Os títulos da Pharol foram os mais penalizados e sofreram uma queda de 8,919%, depois do regulador do sector das telecomunicações brasileiro ter criticado uma eventual fusão entre a OI e a TIM, por alegadamente prejudicar a concorrência. As ações da Pharol fecharam a 33,7 cêntimos.

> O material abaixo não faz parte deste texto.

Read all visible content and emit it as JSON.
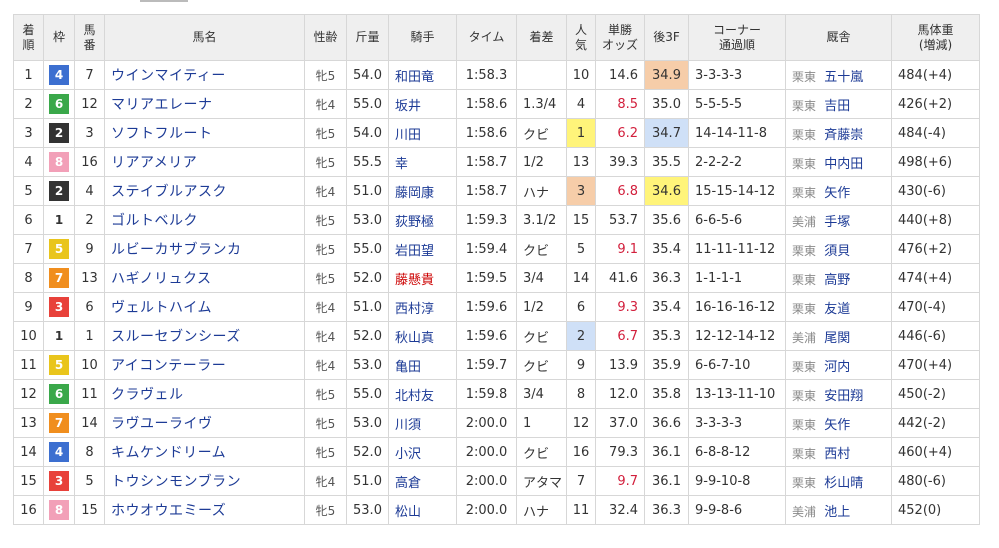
{
  "headers": {
    "finish": "着順",
    "frame": "枠",
    "number": "馬番",
    "horse": "馬名",
    "sexage": "性齢",
    "weight": "斤量",
    "jockey": "騎手",
    "time": "タイム",
    "margin": "着差",
    "pop": "人気",
    "odds": "単勝オッズ",
    "last3f": "後3F",
    "corner": "コーナー通過順",
    "stable": "厩舎",
    "bodyweight": "馬体重(増減)"
  },
  "frame_colors": {
    "1": {
      "bg": "#ffffff",
      "fg": "#333333"
    },
    "2": {
      "bg": "#333333",
      "fg": "#ffffff"
    },
    "3": {
      "bg": "#e8413a",
      "fg": "#ffffff"
    },
    "4": {
      "bg": "#3c6fd0",
      "fg": "#ffffff"
    },
    "5": {
      "bg": "#e9c51c",
      "fg": "#ffffff"
    },
    "6": {
      "bg": "#3aa84a",
      "fg": "#ffffff"
    },
    "7": {
      "bg": "#f08e1e",
      "fg": "#ffffff"
    },
    "8": {
      "bg": "#f2a0b8",
      "fg": "#ffffff"
    }
  },
  "rows": [
    {
      "finish": "1",
      "frame": "4",
      "number": "7",
      "horse": "ウインマイティー",
      "sexage": "牝5",
      "weight": "54.0",
      "jockey": "和田竜",
      "jockey_red": false,
      "time": "1:58.3",
      "margin": "",
      "pop": "10",
      "odds": "14.6",
      "odds_red": false,
      "last3f": "34.9",
      "l3rank": 3,
      "corner": "3-3-3-3",
      "loc": "栗東",
      "trainer": "五十嵐",
      "bodyweight": "484(+4)"
    },
    {
      "finish": "2",
      "frame": "6",
      "number": "12",
      "horse": "マリアエレーナ",
      "sexage": "牝4",
      "weight": "55.0",
      "jockey": "坂井",
      "jockey_red": false,
      "time": "1:58.6",
      "margin": "1.3/4",
      "pop": "4",
      "odds": "8.5",
      "odds_red": true,
      "last3f": "35.0",
      "l3rank": 0,
      "corner": "5-5-5-5",
      "loc": "栗東",
      "trainer": "吉田",
      "bodyweight": "426(+2)"
    },
    {
      "finish": "3",
      "frame": "2",
      "number": "3",
      "horse": "ソフトフルート",
      "sexage": "牝5",
      "weight": "54.0",
      "jockey": "川田",
      "jockey_red": false,
      "time": "1:58.6",
      "margin": "クビ",
      "pop": "1",
      "odds": "6.2",
      "odds_red": true,
      "last3f": "34.7",
      "l3rank": 2,
      "corner": "14-14-11-8",
      "loc": "栗東",
      "trainer": "斉藤崇",
      "bodyweight": "484(-4)"
    },
    {
      "finish": "4",
      "frame": "8",
      "number": "16",
      "horse": "リアアメリア",
      "sexage": "牝5",
      "weight": "55.5",
      "jockey": "幸",
      "jockey_red": false,
      "time": "1:58.7",
      "margin": "1/2",
      "pop": "13",
      "odds": "39.3",
      "odds_red": false,
      "last3f": "35.5",
      "l3rank": 0,
      "corner": "2-2-2-2",
      "loc": "栗東",
      "trainer": "中内田",
      "bodyweight": "498(+6)"
    },
    {
      "finish": "5",
      "frame": "2",
      "number": "4",
      "horse": "ステイブルアスク",
      "sexage": "牝4",
      "weight": "51.0",
      "jockey": "藤岡康",
      "jockey_red": false,
      "time": "1:58.7",
      "margin": "ハナ",
      "pop": "3",
      "odds": "6.8",
      "odds_red": true,
      "last3f": "34.6",
      "l3rank": 1,
      "corner": "15-15-14-12",
      "loc": "栗東",
      "trainer": "矢作",
      "bodyweight": "430(-6)"
    },
    {
      "finish": "6",
      "frame": "1",
      "number": "2",
      "horse": "ゴルトベルク",
      "sexage": "牝5",
      "weight": "53.0",
      "jockey": "荻野極",
      "jockey_red": false,
      "time": "1:59.3",
      "margin": "3.1/2",
      "pop": "15",
      "odds": "53.7",
      "odds_red": false,
      "last3f": "35.6",
      "l3rank": 0,
      "corner": "6-6-5-6",
      "loc": "美浦",
      "trainer": "手塚",
      "bodyweight": "440(+8)"
    },
    {
      "finish": "7",
      "frame": "5",
      "number": "9",
      "horse": "ルビーカサブランカ",
      "sexage": "牝5",
      "weight": "55.0",
      "jockey": "岩田望",
      "jockey_red": false,
      "time": "1:59.4",
      "margin": "クビ",
      "pop": "5",
      "odds": "9.1",
      "odds_red": true,
      "last3f": "35.4",
      "l3rank": 0,
      "corner": "11-11-11-12",
      "loc": "栗東",
      "trainer": "須貝",
      "bodyweight": "476(+2)"
    },
    {
      "finish": "8",
      "frame": "7",
      "number": "13",
      "horse": "ハギノリュクス",
      "sexage": "牝5",
      "weight": "52.0",
      "jockey": "藤懸貴",
      "jockey_red": true,
      "time": "1:59.5",
      "margin": "3/4",
      "pop": "14",
      "odds": "41.6",
      "odds_red": false,
      "last3f": "36.3",
      "l3rank": 0,
      "corner": "1-1-1-1",
      "loc": "栗東",
      "trainer": "高野",
      "bodyweight": "474(+4)"
    },
    {
      "finish": "9",
      "frame": "3",
      "number": "6",
      "horse": "ヴェルトハイム",
      "sexage": "牝4",
      "weight": "51.0",
      "jockey": "西村淳",
      "jockey_red": false,
      "time": "1:59.6",
      "margin": "1/2",
      "pop": "6",
      "odds": "9.3",
      "odds_red": true,
      "last3f": "35.4",
      "l3rank": 0,
      "corner": "16-16-16-12",
      "loc": "栗東",
      "trainer": "友道",
      "bodyweight": "470(-4)"
    },
    {
      "finish": "10",
      "frame": "1",
      "number": "1",
      "horse": "スルーセブンシーズ",
      "sexage": "牝4",
      "weight": "52.0",
      "jockey": "秋山真",
      "jockey_red": false,
      "time": "1:59.6",
      "margin": "クビ",
      "pop": "2",
      "odds": "6.7",
      "odds_red": true,
      "last3f": "35.3",
      "l3rank": 0,
      "corner": "12-12-14-12",
      "loc": "美浦",
      "trainer": "尾関",
      "bodyweight": "446(-6)"
    },
    {
      "finish": "11",
      "frame": "5",
      "number": "10",
      "horse": "アイコンテーラー",
      "sexage": "牝4",
      "weight": "53.0",
      "jockey": "亀田",
      "jockey_red": false,
      "time": "1:59.7",
      "margin": "クビ",
      "pop": "9",
      "odds": "13.9",
      "odds_red": false,
      "last3f": "35.9",
      "l3rank": 0,
      "corner": "6-6-7-10",
      "loc": "栗東",
      "trainer": "河内",
      "bodyweight": "470(+4)"
    },
    {
      "finish": "12",
      "frame": "6",
      "number": "11",
      "horse": "クラヴェル",
      "sexage": "牝5",
      "weight": "55.0",
      "jockey": "北村友",
      "jockey_red": false,
      "time": "1:59.8",
      "margin": "3/4",
      "pop": "8",
      "odds": "12.0",
      "odds_red": false,
      "last3f": "35.8",
      "l3rank": 0,
      "corner": "13-13-11-10",
      "loc": "栗東",
      "trainer": "安田翔",
      "bodyweight": "450(-2)"
    },
    {
      "finish": "13",
      "frame": "7",
      "number": "14",
      "horse": "ラヴユーライヴ",
      "sexage": "牝5",
      "weight": "53.0",
      "jockey": "川須",
      "jockey_red": false,
      "time": "2:00.0",
      "margin": "1",
      "pop": "12",
      "odds": "37.0",
      "odds_red": false,
      "last3f": "36.6",
      "l3rank": 0,
      "corner": "3-3-3-3",
      "loc": "栗東",
      "trainer": "矢作",
      "bodyweight": "442(-2)"
    },
    {
      "finish": "14",
      "frame": "4",
      "number": "8",
      "horse": "キムケンドリーム",
      "sexage": "牝5",
      "weight": "52.0",
      "jockey": "小沢",
      "jockey_red": false,
      "time": "2:00.0",
      "margin": "クビ",
      "pop": "16",
      "odds": "79.3",
      "odds_red": false,
      "last3f": "36.1",
      "l3rank": 0,
      "corner": "6-8-8-12",
      "loc": "栗東",
      "trainer": "西村",
      "bodyweight": "460(+4)"
    },
    {
      "finish": "15",
      "frame": "3",
      "number": "5",
      "horse": "トウシンモンブラン",
      "sexage": "牝4",
      "weight": "51.0",
      "jockey": "高倉",
      "jockey_red": false,
      "time": "2:00.0",
      "margin": "アタマ",
      "pop": "7",
      "odds": "9.7",
      "odds_red": true,
      "last3f": "36.1",
      "l3rank": 0,
      "corner": "9-9-10-8",
      "loc": "栗東",
      "trainer": "杉山晴",
      "bodyweight": "480(-6)"
    },
    {
      "finish": "16",
      "frame": "8",
      "number": "15",
      "horse": "ホウオウエミーズ",
      "sexage": "牝5",
      "weight": "53.0",
      "jockey": "松山",
      "jockey_red": false,
      "time": "2:00.0",
      "margin": "ハナ",
      "pop": "11",
      "odds": "32.4",
      "odds_red": false,
      "last3f": "36.3",
      "l3rank": 0,
      "corner": "9-9-8-6",
      "loc": "美浦",
      "trainer": "池上",
      "bodyweight": "452(0)"
    }
  ]
}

A EDP registou a segunda maior queda do dia, mais de 2,5%, por causa da intenção do governo socialista de rever os contratos de concessões no setor da energia, o que afectará a empresa liderada por António Mexia.

Na banca, o dia foi de alguma falta de definição. O BPI fechou com uma queda de 0,8% e o BCP e o Banif tiveram uma variação nula. O Banif esteve a ganhar durante praticamente todo o dia e chegou a subir mais de 4%, a beneficiar de notícias que dão conta de haver vários interessados na compra de uma posição do banco. No entanto, as ações do Banif acabaram por fechar ao mesmo valor de sexta-feira, 2,3 décimas de cêntimo.

A nota positivo positiva do dia vai para o setor do retalho. Sonae e Jerónimo Martins ganharam, respectivamente, 0,8% e 1,9%, por causa da aceleração das vendas no retalho no mês de outubro.